Or when The Dude (Jeff Bridges), the bowler/stoner of "The Big Lebowski" (1998), hallucinates tumescent pins and balls that resemble private parts dancing.
Or maybe when Thurgood (Dave Chapelle) in "Half Baked" (1998) inhales, exhales and declares, "This weed was the shiz-nittlebam snip-snap-sack."
Cheech & Chong, Beavis & Butthead, Jay and Silent Bob, Harold & Kumar, Bill & Ted ...
To this movie flock who worship at the ark of cannabis add Dale and Saul (Seth Rogen and James Franco) from "Pineapple Express" (opening Wednesday), the comic misadventures of a genially inept stoner (Rogen) and his dealer
(Franco), who witness a murder, are hunted down by mob dealers and avoid bullets -- without harshing the peace-out types.
Like so many stoner movies, it's a weed action-comedy that is really, really, really funny without being really good.
The pothead comedy is the triumph of munchies over inertia.
Potheads and action? Inherently comic, for as most anyone who has lived in a college dorm can attest, stoners are to action as the Tilt-a-Whirl is to driving.
To enjoy stoner silliness is not to advocate an unlawful activity (says one whose post-college pot experience is limited to the Revereware-in-the-kitchen variety).
My sentiments about marijuana are pretty much like those about guns. I firmly believe in their control -- except on-screen, where they are crucial for entertainment value.
Just as you can be antigun and enjoy "Dirty Harry," you don't have to be stoned to enjoy stoner comedy.
The earliest recorded comedy -- Greece, seventh century B.C. -- involve the antics of drunks.
Then, as now, one in an altered state lacked social and sexual inhibition and exhibited anti-authoritarian behavior, vicariously enjoyed by his audience.
Then, as now, the comic function of souse (or stoner) was to stand apart from everyday life and note the inconsistencies in institutions and social order.

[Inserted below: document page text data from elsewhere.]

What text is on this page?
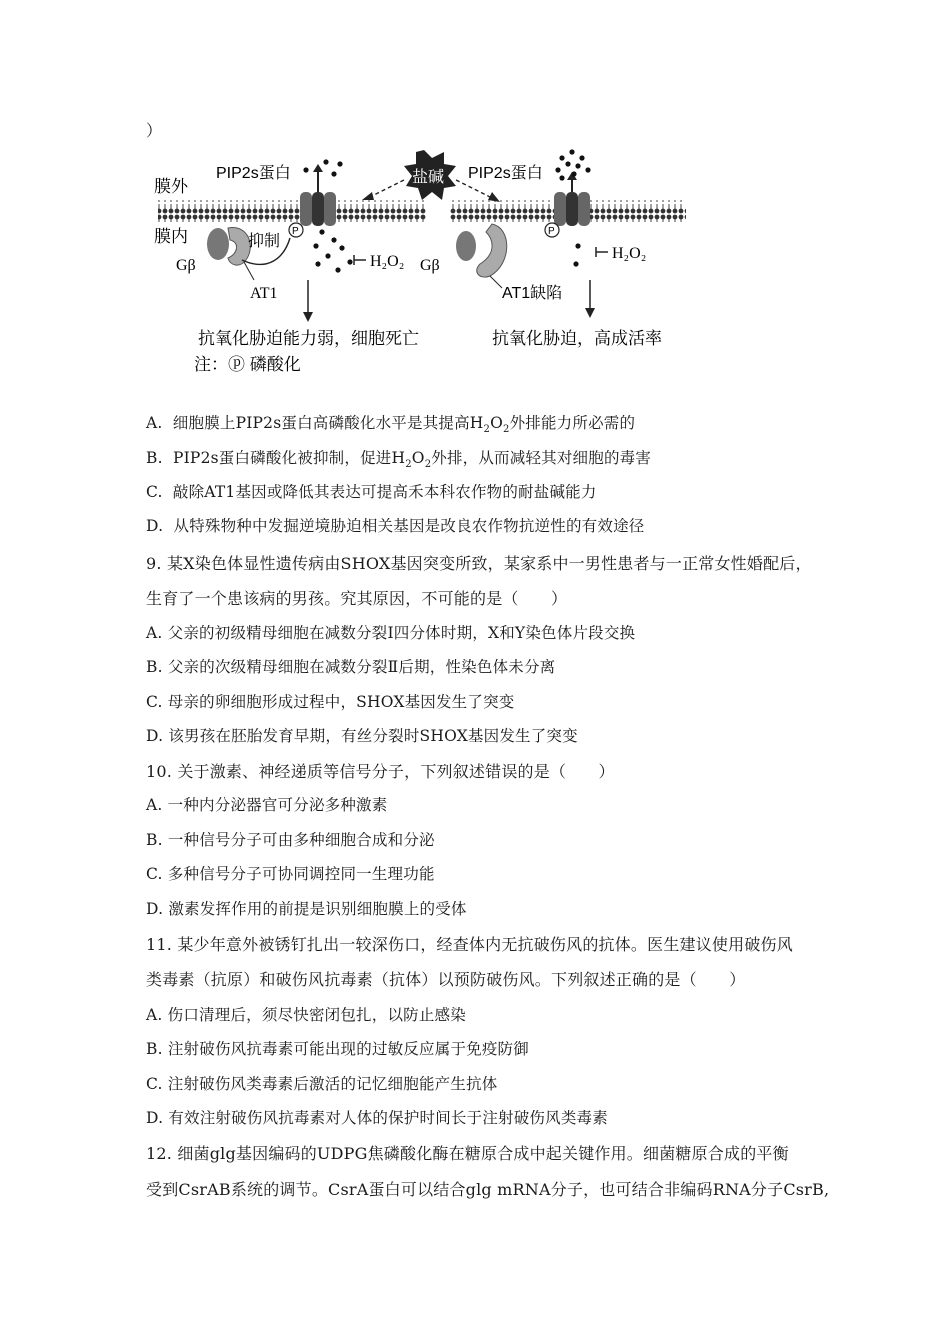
）
膜外
膜内
PIP2s蛋白
P
H₂O₂
Gβ
抑制
AT1
抗氧化胁迫能力弱，细胞死亡
注：ⓟ 磷酸化
盐碱 PIP2s蛋白
P
H₂O₂
Gβ
AT1缺陷
抗氧化胁迫，高成活率
A. 细胞膜上PIP2s蛋白高磷酸化水平是其提高$H_2O_2$外排能力所必需的
B. PIP2s蛋白磷酸化被抑制，促进$H_2O_2$外排，从而减轻其对细胞的毒害
C. 敲除AT1基因或降低其表达可提高禾本科农作物的耐盐碱能力
D. 从特殊物种中发掘逆境胁迫相关基因是改良农作物抗逆性的有效途径
9. 某X染色体显性遗传病由SHOX基因突变所致，某家系中一男性患者与一正常女性婚配后，
生育了一个患该病的男孩。究其原因，不可能的是（　　）
A. 父亲的初级精母细胞在减数分裂Ⅰ四分体时期，X和Y染色体片段交换
B. 父亲的次级精母细胞在减数分裂Ⅱ后期，性染色体未分离
C. 母亲的卵细胞形成过程中，SHOX基因发生了突变
D. 该男孩在胚胎发育早期，有丝分裂时SHOX基因发生了突变
10. 关于激素、神经递质等信号分子，下列叙述错误的是（　　）
A. 一种内分泌器官可分泌多种激素
B. 一种信号分子可由多种细胞合成和分泌
C. 多种信号分子可协同调控同一生理功能
D. 激素发挥作用的前提是识别细胞膜上的受体
11. 某少年意外被锈钉扎出一较深伤口，经查体内无抗破伤风的抗体。医生建议使用破伤风
类毒素（抗原）和破伤风抗毒素（抗体）以预防破伤风。下列叙述正确的是（　　）
A. 伤口清理后，须尽快密闭包扎，以防止感染
B. 注射破伤风抗毒素可能出现的过敏反应属于免疫防御
C. 注射破伤风类毒素后激活的记忆细胞能产生抗体
D. 有效注射破伤风抗毒素对人体的保护时间长于注射破伤风类毒素
12. 细菌glg基因编码的UDPG焦磷酸化酶在糖原合成中起关键作用。细菌糖原合成的平衡
受到CsrAB系统的调节。CsrA蛋白可以结合glg mRNA分子，也可结合非编码RNA分子CsrB,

Heirs to this tradition: W.C. Fields ("Everybody should believe in something; I believe I'll have another drink."); Red Skelton (famous for his "Guzzler's Gin" bit as the pitchman taping an ad who gets sloppy drunk on his product); and George Carlin ("Drinking and driving don't mix. Do your drinking early in the morning and get it out of the way. Then go driving while the visibility is still good").
Cheech & Chong took drunk humor out of the bar and into the car, substituting doobie for highball and leaving no stoner unturned.
Thirty years ago, they combined buddy movie with substance-abuse comedy, creating the pothead comedy, which reintroduced visual humor to movies in an era when much comedy was purely verbal (see Woody Allen).
Since then, the equation for pothead drollery has been: 2 dudes + 1 doobie = 1,001 giggles.
(Curiously, stoner comedy is, like so many things, almost exclusively a male preserve. Can anyone name a pothead frolic besides "Smiley Face" in 2007 in which the toker is female?)
Pothead humor is particularly suited for film because it provides endless possibilities for slapstick. Take the scene in "Pineapple Express" where Franco, driving an unfamiliar car where he can't find the wipers, improvises a peephole through the toxic-red Slurpee blanketing the windshield.